Les origines de l’Homme se découvrent sur les rives du lac Turkana, sur le site archéologique de Koobi Fora. Les nombreux objets présentés au musée du « berceau de l’humanité », là où vécut Lucy, retracent l’évolution de nos plus anciens ancêtres. Dans cet espace aride, des découvertes majeures ont bouleversé nos connaissances sur le quotidien des premiers représentants de l’espèce humaine. Le lac Turkana est un peu l’Eden des paléontologues. Le premier atelier de pierre taillée du monde a été mis au jour sur ces berges. Le site de Lokalalei a révélé pas moins de 2 000 vestiges remontant à 3 millions d’années. Parmi ces trouvailles, des couteaux qui seraient les plus anciens outils de pierre jamais découverts.

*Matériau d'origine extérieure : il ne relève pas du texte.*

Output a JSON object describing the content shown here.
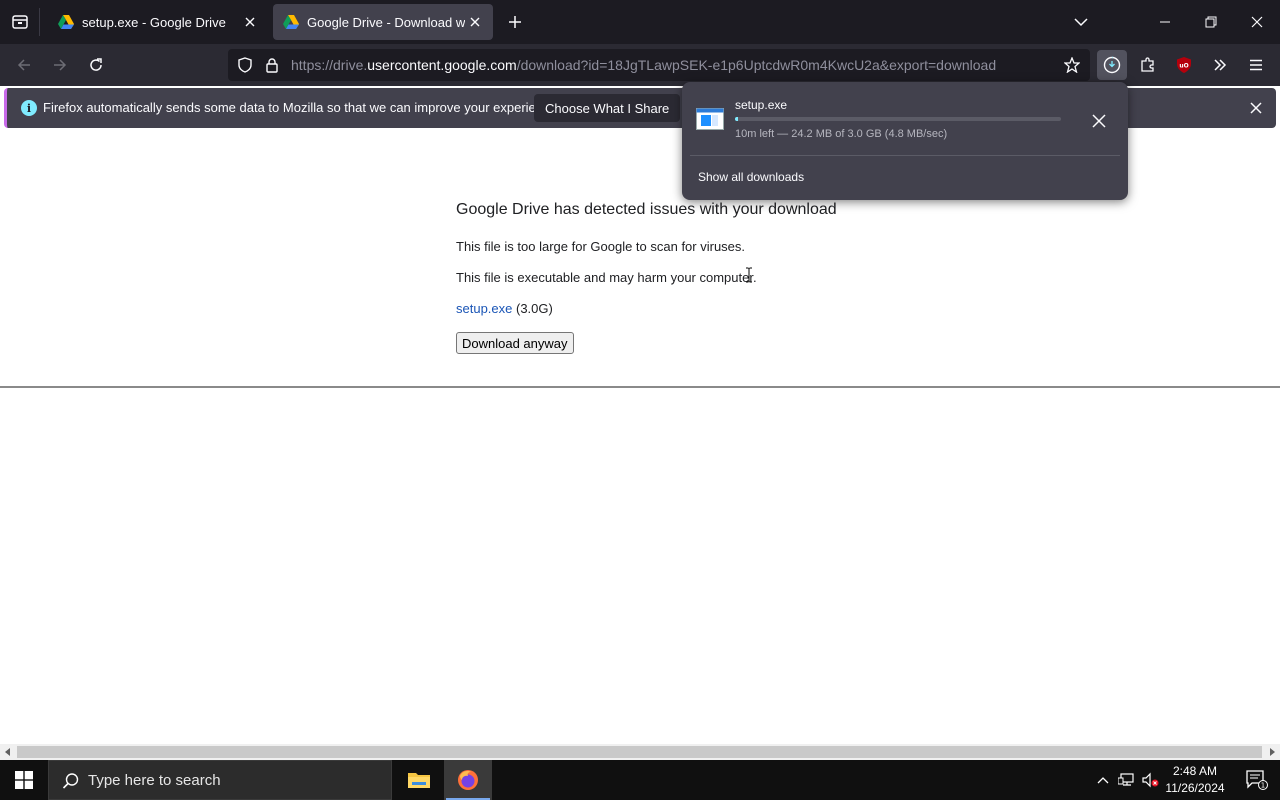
{
  "browser": {
    "tabs": [
      {
        "title": "setup.exe - Google Drive",
        "favicon": "google-drive-icon",
        "active": false
      },
      {
        "title": "Google Drive - Download warni",
        "favicon": "google-drive-icon",
        "active": true
      }
    ],
    "url": {
      "prefix": "https://drive.",
      "host": "usercontent.google.com",
      "path": "/download?id=18JgTLawpSEK-e1p6UptcdwR0m4KwcU2a&export=download"
    },
    "accent_color": "#80ebff"
  },
  "notification": {
    "text": "Firefox automatically sends some data to Mozilla so that we can improve your experience.",
    "button_label": "Choose What I Share"
  },
  "page": {
    "title": "Google Drive has detected issues with your download",
    "line1": "This file is too large for Google to scan for viruses.",
    "line2": "This file is executable and may harm your computer.",
    "file_name": "setup.exe",
    "file_size": "(3.0G)",
    "download_button": "Download anyway"
  },
  "downloads_panel": {
    "file_name": "setup.exe",
    "status": "10m left — 24.2 MB of 3.0 GB (4.8 MB/sec)",
    "progress_fraction": 0.008,
    "show_all_label": "Show all downloads"
  },
  "taskbar": {
    "search_placeholder": "Type here to search",
    "time": "2:48 AM",
    "date": "11/26/2024",
    "notification_count": "1"
  }
}
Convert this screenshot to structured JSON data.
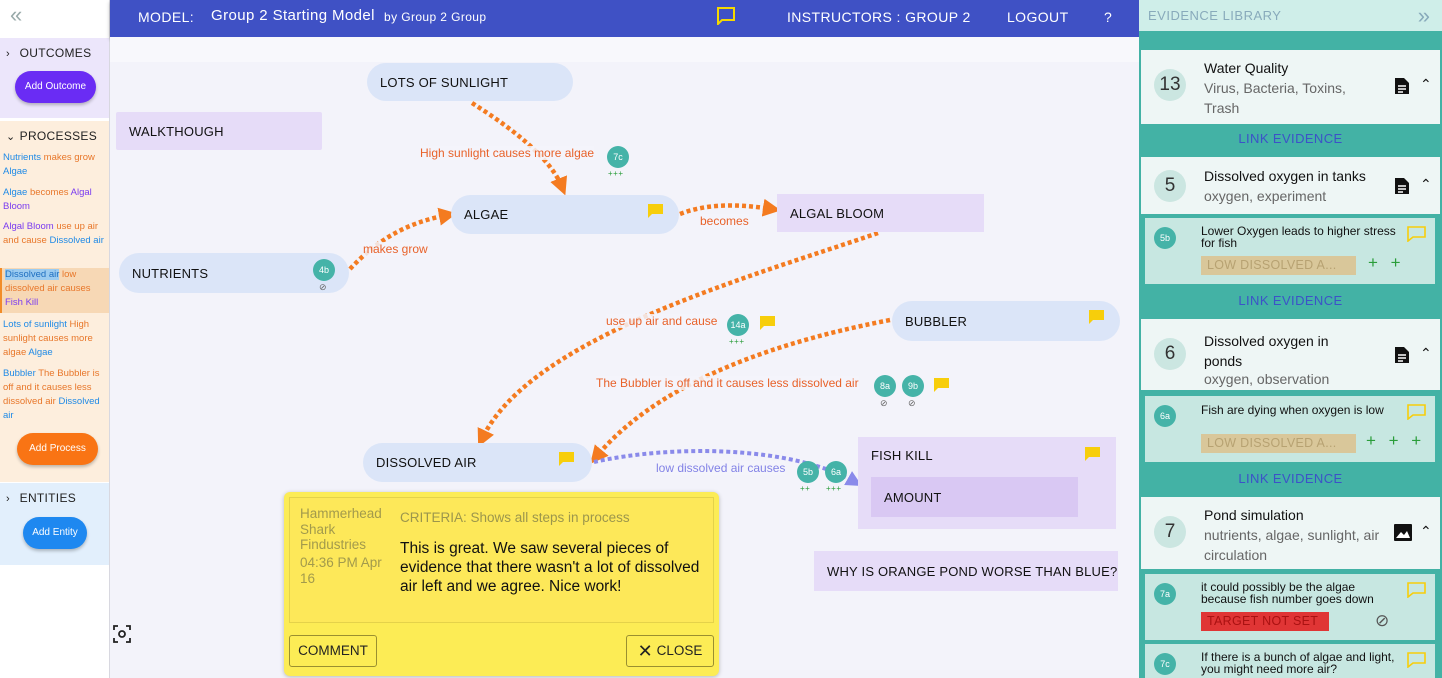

Pour admirer de l’art pariétal, il faut se rendre sur le site de Kwitone. Là, des peintures datées de 18 000 ans s’étalent sur une quarantaine de mètres. Entre les séries de spirales blanches et noires, des serpentins rougeoyants évoquent la course du soleil, du lever au coucher. Attribuées aux pygmées (Twa), ces œuvres restent pour les autochtones dotées de pouvoirs surnaturels. L’île kenyane de Mfangano, sur le lac Victoria, abrite d’autres créations de la tribu des Twa. Les 40 sites sacrés répartis sur l’île ont pour fonction première d’assurer le lien entre l’homme et le divin. Le langage pictural twa est dominé par les cercles concentriques et trois couleurs : noir, blanc et rouge.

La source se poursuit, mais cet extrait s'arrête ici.